Pain mechanisms tied to disease activity in DMARD-treated RA

A recent study has shown the importance of identifying and treating aberrant peripheral and central pain regulation in patients with rheumatoid arthritis (RA) who are either initiating or switching to disease-modifying antirheumatic drug (DMARD) treatment.

Some 176 patients with RA underwent disease activity evaluation before and after starting a DMARD using the Disease Activity Score in 28 joints (DAS28). The researchers used quantitative sensory testing (QST), including pressure pain thresholds (PPTs), temporal summation, and conditioned pain modulation (CPM), to assess pain mechanisms.

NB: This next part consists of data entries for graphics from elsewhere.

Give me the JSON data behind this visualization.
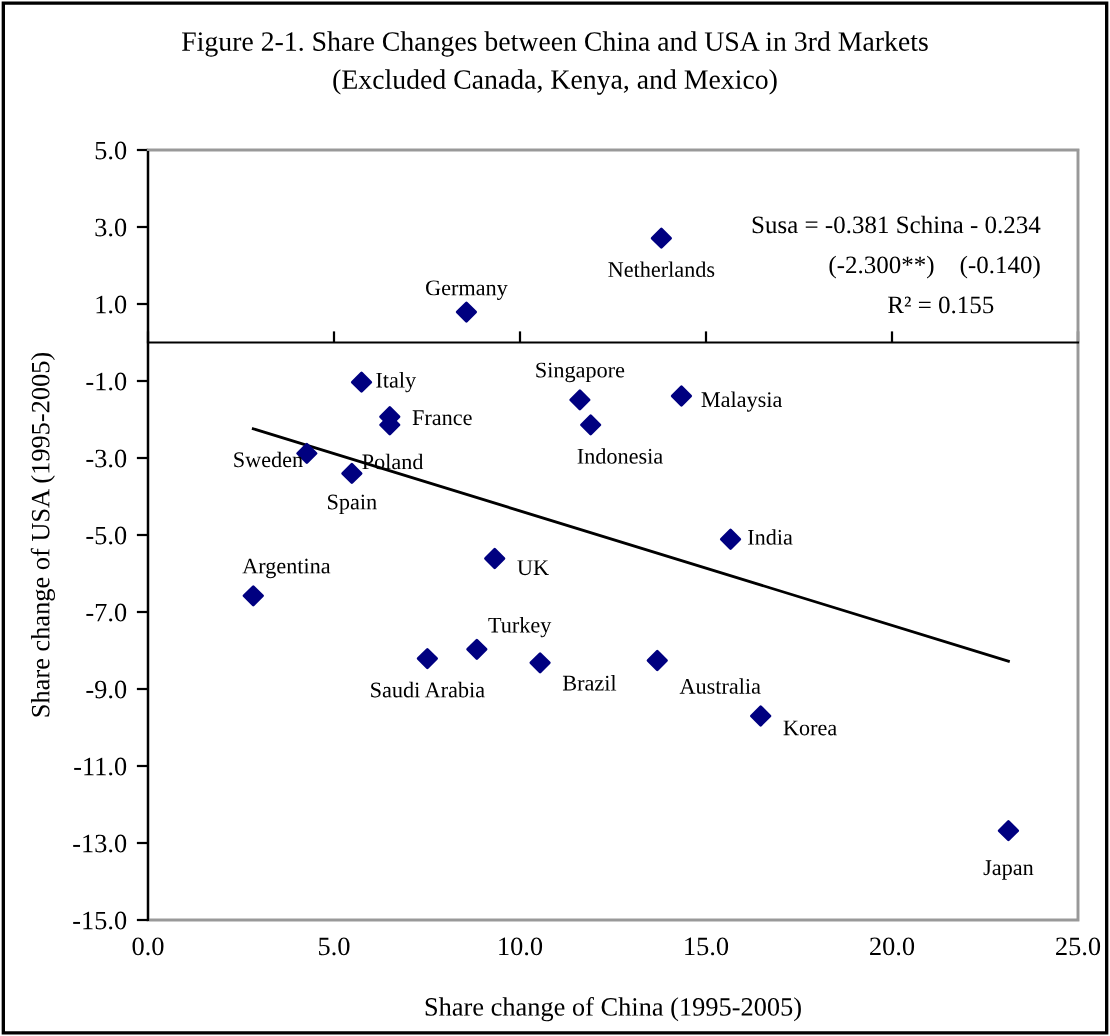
{
  "chart_data": {
    "type": "scatter",
    "title": "Figure 2-1. Share Changes between China and USA in 3rd Markets",
    "subtitle": "(Excluded Canada, Kenya, and Mexico)",
    "xlabel": "Share change of China (1995-2005)",
    "ylabel": "Share change of USA (1995-2005)",
    "xlim": [
      0,
      25
    ],
    "ylim": [
      -15,
      5
    ],
    "xticks": [
      {
        "value": 0,
        "label": "0.0"
      },
      {
        "value": 5,
        "label": "5.0"
      },
      {
        "value": 10,
        "label": "10.0"
      },
      {
        "value": 15,
        "label": "15.0"
      },
      {
        "value": 20,
        "label": "20.0"
      },
      {
        "value": 25,
        "label": "25.0"
      }
    ],
    "yticks": [
      {
        "value": 5,
        "label": "5.0"
      },
      {
        "value": 3,
        "label": "3.0"
      },
      {
        "value": 1,
        "label": "1.0"
      },
      {
        "value": -1,
        "label": "-1.0"
      },
      {
        "value": -3,
        "label": "-3.0"
      },
      {
        "value": -5,
        "label": "-5.0"
      },
      {
        "value": -7,
        "label": "-7.0"
      },
      {
        "value": -9,
        "label": "-9.0"
      },
      {
        "value": -11,
        "label": "-11.0"
      },
      {
        "value": -13,
        "label": "-13.0"
      },
      {
        "value": -15,
        "label": "-15.0"
      }
    ],
    "grid": false,
    "marker": "diamond",
    "series": [
      {
        "color": "#000080",
        "x": [
          13.8,
          8.56,
          5.74,
          6.5,
          6.5,
          4.27,
          5.48,
          11.61,
          11.9,
          9.32,
          2.83,
          14.34,
          15.66,
          7.51,
          8.84,
          10.54,
          13.69,
          16.47,
          23.13
        ],
        "values": [
          2.71,
          0.79,
          -1.03,
          -1.93,
          -2.14,
          -2.88,
          -3.4,
          -1.49,
          -2.14,
          -5.61,
          -6.58,
          -1.39,
          -5.11,
          -8.21,
          -7.97,
          -8.32,
          -8.26,
          -9.7,
          -12.68
        ]
      },
      {
        "type": "line",
        "color": "#000000",
        "marker": "none",
        "x": [
          2.83,
          23.13
        ],
        "values": [
          -2.24,
          -8.28
        ]
      }
    ],
    "annotations": [
      {
        "text": "Netherlands",
        "x": 13.8,
        "y": 2.71
      },
      {
        "text": "Germany",
        "x": 8.56,
        "y": 0.79
      },
      {
        "text": "Italy",
        "x": 5.74,
        "y": -1.03
      },
      {
        "text": "France",
        "x": 6.5,
        "y": -1.93
      },
      {
        "text": "Poland",
        "x": 6.5,
        "y": -2.14
      },
      {
        "text": "Sweden",
        "x": 4.27,
        "y": -2.88
      },
      {
        "text": "Spain",
        "x": 5.48,
        "y": -3.4
      },
      {
        "text": "Singapore",
        "x": 11.61,
        "y": -1.49
      },
      {
        "text": "Indonesia",
        "x": 11.9,
        "y": -2.14
      },
      {
        "text": "UK",
        "x": 9.32,
        "y": -5.61
      },
      {
        "text": "Argentina",
        "x": 2.83,
        "y": -6.58
      },
      {
        "text": "Malaysia",
        "x": 14.34,
        "y": -1.39
      },
      {
        "text": "India",
        "x": 15.66,
        "y": -5.11
      },
      {
        "text": "Saudi Arabia",
        "x": 7.51,
        "y": -8.21
      },
      {
        "text": "Turkey",
        "x": 8.84,
        "y": -7.97
      },
      {
        "text": "Brazil",
        "x": 10.54,
        "y": -8.32
      },
      {
        "text": "Australia",
        "x": 13.69,
        "y": -8.26
      },
      {
        "text": "Korea",
        "x": 16.47,
        "y": -9.7
      },
      {
        "text": "Japan",
        "x": 23.13,
        "y": -12.68
      },
      "Susa = -0.381 Schina - 0.234",
      "(-2.300**)    (-0.140)",
      "R² = 0.155"
    ]
  }
}
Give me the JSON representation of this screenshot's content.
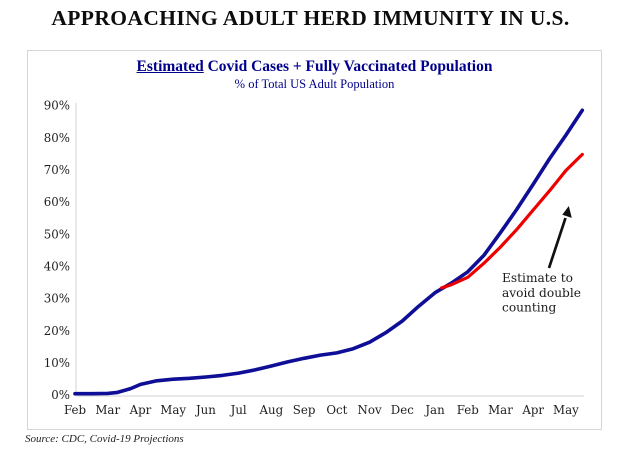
{
  "page": {
    "title": "APPROACHING ADULT HERD IMMUNITY IN U.S.",
    "source": "Source: CDC, Covid-19 Projections"
  },
  "chart": {
    "title_emph": "Estimated",
    "title_rest": " Covid Cases + Fully Vaccinated Population",
    "subtitle": "% of Total US Adult Population",
    "annotation_lines": [
      "Estimate to",
      "avoid double",
      "counting"
    ],
    "colors": {
      "combined_line": "#0E0E96",
      "adjusted_line": "#EC0000",
      "title_text": "#00008B",
      "axis_line": "#d9d9d9",
      "tick_text": "#1f1f1f",
      "annotation_text": "#1a1a1a",
      "arrow": "#111111"
    }
  },
  "chart_data": {
    "type": "line",
    "title": "Estimated Covid Cases + Fully Vaccinated Population",
    "subtitle": "% of Total US Adult Population",
    "categories": [
      "Feb",
      "Mar",
      "Apr",
      "May",
      "Jun",
      "Jul",
      "Aug",
      "Sep",
      "Oct",
      "Nov",
      "Dec",
      "Jan",
      "Feb",
      "Mar",
      "Apr",
      "May"
    ],
    "x_note": "x in month index units, 0 = Feb 2020, 15 = May 2021",
    "ylabel": "% of Total US Adult Population",
    "ylim": [
      0,
      90
    ],
    "yticks": [
      0,
      10,
      20,
      30,
      40,
      50,
      60,
      70,
      80,
      90
    ],
    "ytick_suffix": "%",
    "grid": false,
    "legend": false,
    "annotation": "Estimate to avoid double counting",
    "series": [
      {
        "name": "Estimated Covid cases + fully vaccinated population",
        "color": "#0E0E96",
        "points": [
          [
            0,
            0.4
          ],
          [
            0.5,
            0.4
          ],
          [
            1,
            0.5
          ],
          [
            1.3,
            0.8
          ],
          [
            1.7,
            2.0
          ],
          [
            2,
            3.3
          ],
          [
            2.5,
            4.4
          ],
          [
            3,
            4.9
          ],
          [
            3.5,
            5.2
          ],
          [
            4,
            5.6
          ],
          [
            4.5,
            6.1
          ],
          [
            5,
            6.8
          ],
          [
            5.5,
            7.8
          ],
          [
            6,
            9.0
          ],
          [
            6.5,
            10.3
          ],
          [
            7,
            11.4
          ],
          [
            7.5,
            12.4
          ],
          [
            8,
            13.1
          ],
          [
            8.5,
            14.4
          ],
          [
            9,
            16.4
          ],
          [
            9.5,
            19.4
          ],
          [
            10,
            23.0
          ],
          [
            10.5,
            27.6
          ],
          [
            11,
            31.8
          ],
          [
            11.5,
            34.8
          ],
          [
            12,
            38.3
          ],
          [
            12.5,
            43.5
          ],
          [
            13,
            50.5
          ],
          [
            13.5,
            57.8
          ],
          [
            14,
            65.5
          ],
          [
            14.5,
            73.5
          ],
          [
            15,
            80.8
          ],
          [
            15.5,
            88.5
          ]
        ]
      },
      {
        "name": "Estimate to avoid double counting",
        "color": "#EC0000",
        "points": [
          [
            11.2,
            33.3
          ],
          [
            11.5,
            34.3
          ],
          [
            12,
            36.6
          ],
          [
            12.5,
            41.0
          ],
          [
            13,
            46.0
          ],
          [
            13.5,
            51.5
          ],
          [
            14,
            57.5
          ],
          [
            14.5,
            63.5
          ],
          [
            15,
            69.8
          ],
          [
            15.5,
            74.8
          ]
        ]
      }
    ]
  }
}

Finally, the QST modalities most predictive of DAS28 after DMARD therapy were determined using the regression tree methodology.

The researchers identified four groups defined by baseline DAS28 category and either knee PPT (a combined measure of peripheral and central nervous system dysregulation) or CPM (a measure of descending pain inhibition).

Lower knee PPT (≤4.65 kgf) was the strongest predictor of post-treatment disease activity (group 1 vs group 2: mean DAS28, 2.8 vs 3.5) among patients starting with low/moderate disease activity.

Among those starting with high baseline disease activity, less efficient descending pain modulation (CPM ≤1.55) was found to be the most robust predictor of higher post-treatment disease activity (group 3 vs group 4: DAS28, 3.4 vs 4.6).

“Although pain affects the assessment of disease activity in patients with RA, pain is not always directly related to peripheral joint inflammation,” the researchers said. “Peripheral and central nervous system regulatory mechanisms also affect pain perception.”